Bob lowered his head. Maybe it hadn’t been such a good idea to sober up so quickly after all. “Alice,” he said.

“What happened?”

“Same story as yours. She met someone else.”

“And that left you lonely?”

Bob stood up and walked over to a white hare that looked as if it had frozen in mid-hop.

He gently stroked the fur. “Before I met her, I didn’t know what loneliness was.

Or maybe I just covered it over with other women.

She opened me up like a clam, and I discovered there was another Bob in there, a sensitive, tender guy who could love, cry, ask for help… yeah, all that kind of stuff.”

“All that kind of stuff,” Mike echoed with a slight smile, still intent on his work.

Bob put two fingertips against the hare’s nose.

“But when she left me, I found out she had nullified the effect of my antidote to loneliness. Women. Casual sex. Alcohol. Work. I try, and for a short while it’s okay, but I know it can’t last. I’m like that open clam, the sphincter is gone.

I stand there gaping, defenseless, and all the time I’m drying out inside and smelling worse as each day goes by. ”

Bob was almost surprised to feel that the hare’s nose was neither cold nor damp, so likelife was the illusion.

Around its round pupils the eyes were brown, shading to black at the edges.

But Bob was looking at the area closest to the pupil, where the brown shading was lighter, like amber. Like Frankie’s eyes.

“The only consolation is that after a while you get numb to it,” said Bob. “You stop caring, self-respect doesn’t seem all that fucking important. Nor does the respect of others either. In fact, nothing does. Nothing seems to matter.”

“Apart from work?”

“Not even that.”

“But the way it looks, you work night and day.”

“That’s just because I want to be the one who brings Tomás Gomez down, not Olav Hanson or one of those other idiots.”

“Is that why you haven’t told any of them about a taxidermist where Tomás Gomez has an order waiting to be picked up?

” Mike Lunde didn’t look up from his work, but he had that slight smile on his face.

It reminded Bob of the way his father looked after he had had that stroke.

“To be honest I’ve been wondering why you’re the only police officer I’ve spoken to. ”

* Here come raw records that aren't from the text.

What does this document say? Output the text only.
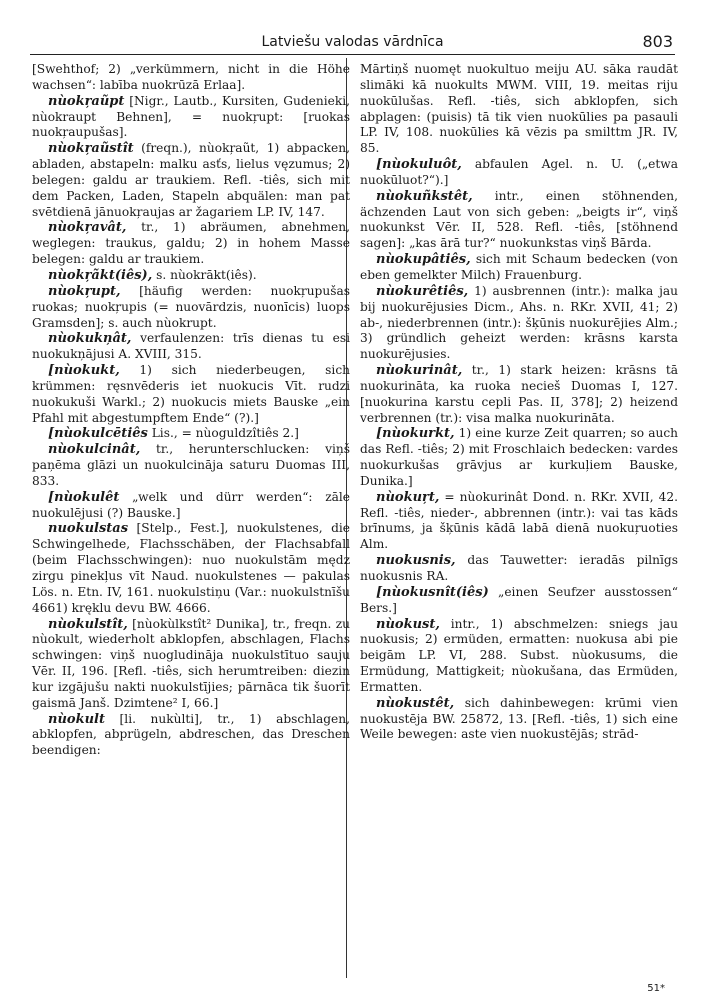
Latviešu valodas vārdnīca	803

[Swehthof; 2) „verkümmern, nicht in die Höhe wachsen“: labība nuokrūzā Erlaa].

nùokŗaũpt [Nigr., Lautb., Kursiten, Gudenieki, nùokraupt Behnen], = nuokŗupt: [ruokas nuokŗaupušas].

nùokŗaũstît (freqn.), nùokŗaũt, 1) abpacken, abladen, abstapeln: malku asťs, lielus vęzumus; 2) belegen: galdu ar traukiem. Refl. -tiês, sich mit dem Packen, Laden, Stapeln abquälen: man pat svētdienā jānuokŗaujas ar žagariem LP. IV, 147.

nùokŗavât, tr., 1) abräumen, abnehmen, weglegen: traukus, galdu; 2) in hohem Masse belegen: galdu ar traukiem.

nùokŗãkt(iês), s. nùokrākt(iês).

nùokŗupt, [häufig werden: nuokŗupušas ruokas; nuokŗupis (= nuovārdzis, nuonīcis) luops Gramsden]; s. auch nùokrupt.

nùokukņât, verfaulenzen: trīs dienas tu esi nuokukņājusi A. XVIII, 315.

[nùokukt, 1) sich niederbeugen, sich krümmen: ręsnvēderis iet nuokucis Vīt. rudzi nuokukuši Warkl.; 2) nuokucis miets Bauske „ein Pfahl mit abgestumpftem Ende“ (?).]

[nùokulcētiês Lis., = nùoguldzîtiês 2.]

nùokulcinât, tr., herunterschlucken: viņš paņēma glāzi un nuokulcināja saturu Duomas III, 833.

[nùokulêt „welk und dürr werden“: zāle nuokulējusi (?) Bauske.]

nuokulstas [Stelp., Fest.], nuokulstenes, die Schwingelhede, Flachsschäben, der Flachsabfall (beim Flachsschwingen): nuo nuokulstām mędz zirgu pinekļus vīt Naud. nuokulstenes — pakulas Lös. n. Etn. IV, 161. nuokulstiņu (Var.: nuokulstnīšu 4661) kręklu devu BW. 4666.

nùokulstît, [nùokùlkstît² Dunika], tr., freqn. zu nùokult, wiederholt abklopfen, abschlagen, Flachs schwingen: viņš nuogludināja nuokulstītuo sauju Vēr. II, 196. [Refl. -tiês, sich herumtreiben: diezin kur izgājušu nakti nuokulstījies; pārnāca tik šuorīt gaismā Janš. Dzimtene² I, 66.]

nùokult [li. nukùlti], tr., 1) abschlagen, abklopfen, abprügeln, abdreschen, das Dreschen beendigen:

Mārtiņš nuomęt nuokultuo meiju AU. sāka raudāt slimāki kā nuokults MWM. VIII, 19. meitas riju nuokūlušas. Refl. -tiês, sich abklopfen, sich abplagen: (puisis) tā tik vien nuokūlies pa pasauli LP. IV, 108. nuokūlies kā vēzis pa smilttm JR. IV, 85.

[nùokuluôt, abfaulen Agel. n. U. („etwa nuokūluot?“).]

nùokuñkstêt, intr., einen stöhnenden, ächzenden Laut von sich geben: „beigts ir“, viņš nuokunkst Vēr. II, 528. Refl. -tiês, [stöhnend sagen]: „kas ārā tur?“ nuokunkstas viņš Bārda.

nùokupâtiês, sich mit Schaum bedecken (von eben gemelkter Milch) Frauenburg.

nùokurêtiês, 1) ausbrennen (intr.): malka jau bij nuokurējusies Dicm., Ahs. n. RKr. XVII, 41; 2) ab-, niederbrennen (intr.): šķūnis nuokurējies Alm.; 3) gründlich geheizt werden: krāsns karsta nuokurējusies.

nùokurinât, tr., 1) stark heizen: krāsns tā nuokurināta, ka ruoka necieš Duomas I, 127. [nuokurina karstu cepli Pas. II, 378]; 2) heizend verbrennen (tr.): visa malka nuokurināta.

[nùokurkt, 1) eine kurze Zeit quarren; so auch das Refl. -tiês; 2) mit Froschlaich bedecken: vardes nuokurkušas grāvjus ar kurkuļiem Bauske, Dunika.]

nùokuŗt, = nùokurinât Dond. n. RKr. XVII, 42. Refl. -tiês, nieder-, abbrennen (intr.): vai tas kāds brīnums, ja šķūnis kādā labā dienā nuokuŗuoties Alm.

nuokusnis, das Tauwetter: ieradās pilnīgs nuokusnis RA.

[nùokusnît(iês) „einen Seufzer ausstossen“ Bers.]

nùokust, intr., 1) abschmelzen: sniegs jau nuokusis; 2) ermüden, ermatten: nuokusa abi pie beigām LP. VI, 288. Subst. nùokusums, die Ermüdung, Mattigkeit; nùokušana, das Ermüden, Ermatten.

nùokustêt, sich dahinbewegen: krūmi vien nuokustēja BW. 25872, 13. [Refl. -tiês, 1) sich eine Weile bewegen: aste vien nuokustējās; strād-

51*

“Well,” sighed Bob, “now you know.”

“Thank you for being honest, Bob. Are you going to be honest about that other thing too?”

“Other thing?”

“The reason you and Alice broke up.”

“But I already told you. She met someone else.”

“Before that. The reason the two of you fell apart.”

“And what might that be?”

“I don’t know. It could be the real reason you’re so lonely. But of course, we don’t need to talk about it.”

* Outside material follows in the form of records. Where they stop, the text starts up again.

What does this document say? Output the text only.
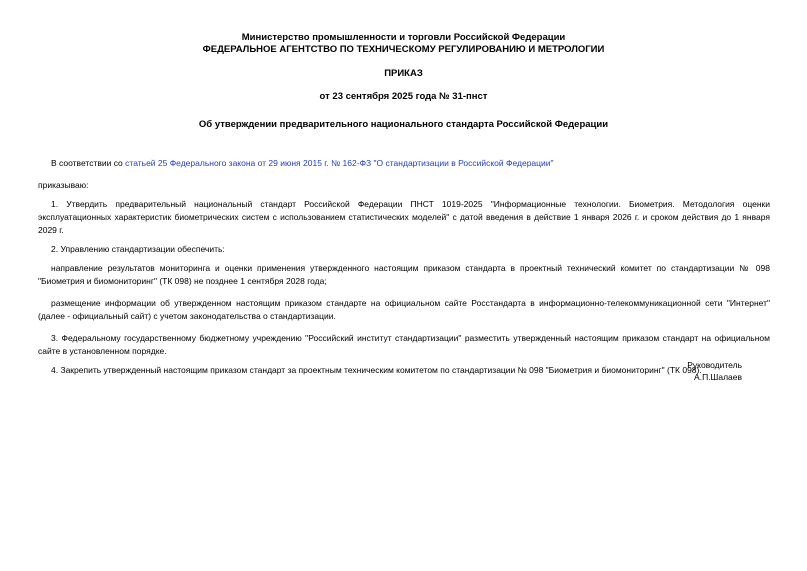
Министерство промышленности и торговли Российской Федерации
ФЕДЕРАЛЬНОЕ АГЕНТСТВО ПО ТЕХНИЧЕСКОМУ РЕГУЛИРОВАНИЮ И МЕТРОЛОГИИ
ПРИКАЗ
от 23 сентября 2025 года № 31-пнст
Об утверждении предварительного национального стандарта Российской Федерации

В соответствии со статьей 25 Федерального закона от 29 июня 2015 г. № 162-ФЗ "О стандартизации в Российской Федерации"

приказываю:

1. Утвердить предварительный национальный стандарт Российской Федерации ПНСТ 1019-2025 "Информационные технологии. Биометрия. Методология оценки эксплуатационных характеристик биометрических систем с использованием статистических моделей" с датой введения в действие 1 января 2026 г. и сроком действия до 1 января 2029 г.

2. Управлению стандартизации обеспечить:

направление результатов мониторинга и оценки применения утвержденного настоящим приказом стандарта в проектный технический комитет по стандартизации № 098 "Биометрия и биомониторинг" (ТК 098) не позднее 1 сентября 2028 года;

размещение информации об утвержденном настоящим приказом стандарте на официальном сайте Росстандарта в информационно-телекоммуникационной сети "Интернет" (далее - официальный сайт) с учетом законодательства о стандартизации.

3. Федеральному государственному бюджетному учреждению "Российский институт стандартизации" разместить утвержденный настоящим приказом стандарт на официальном сайте в установленном порядке.

4. Закрепить утвержденный настоящим приказом стандарт за проектным техническим комитетом по стандартизации № 098 "Биометрия и биомониторинг" (ТК 098).

Руководитель
А.П.Шалаев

Bob stood there and swallowed. Looked at the eyes on that hare.

No, they didn’t need to talk about it. It had worked just fine so far, hadn’t it?

Not talking about it? Just let the wound heal over and knock back a stiff drink when the pain gets too much or the thoughts can’t be driven off.

Her eyes were brown. Like caramel, said Alice. He preferred amber.

“We lost our daughter,” said Bob. “Frankie. She was three years old.”

Lunde stopped working. Briefly wiped his hands together and let his arms drop to his sides.

The look he gave Bob was open, naked, direct.

What Bob saw wasn’t a look that asked for something, some further explanation.

And Mike Lunde didn’t say anything either, it was as though he was someone who understood that no words added to those just spoken could give them meaning. Daughter. Lost. Three years old.

“She found my service pistol in our bedroom drawer,” said Bob. “She was playing with it. Alice was home and heard the shot. An hour later our daughter died at the hospital.”

Bob chose his words the same way he always did whenever the situation demanded that he explain what had happened.

It was a formula he had learned by heart.

After a while he could recite it without too much alteration.

Sometimes, like when he gave his statement to the police, he would add details, volunteer facts.

Such as that he had kept the pistol and ammunition easily accessible in the drawer of the bedside table because there had recently been two nighttime burglaries in the area.

But never a word about what it felt like or about Frankie herself.

That would be like opening the floodgates.

He knew he would lose it. And still, as he stood there reciting the formulaic sentences, he could feel the pressure.

“I’m so terribly sorry to hear that, Bob,” said Mike.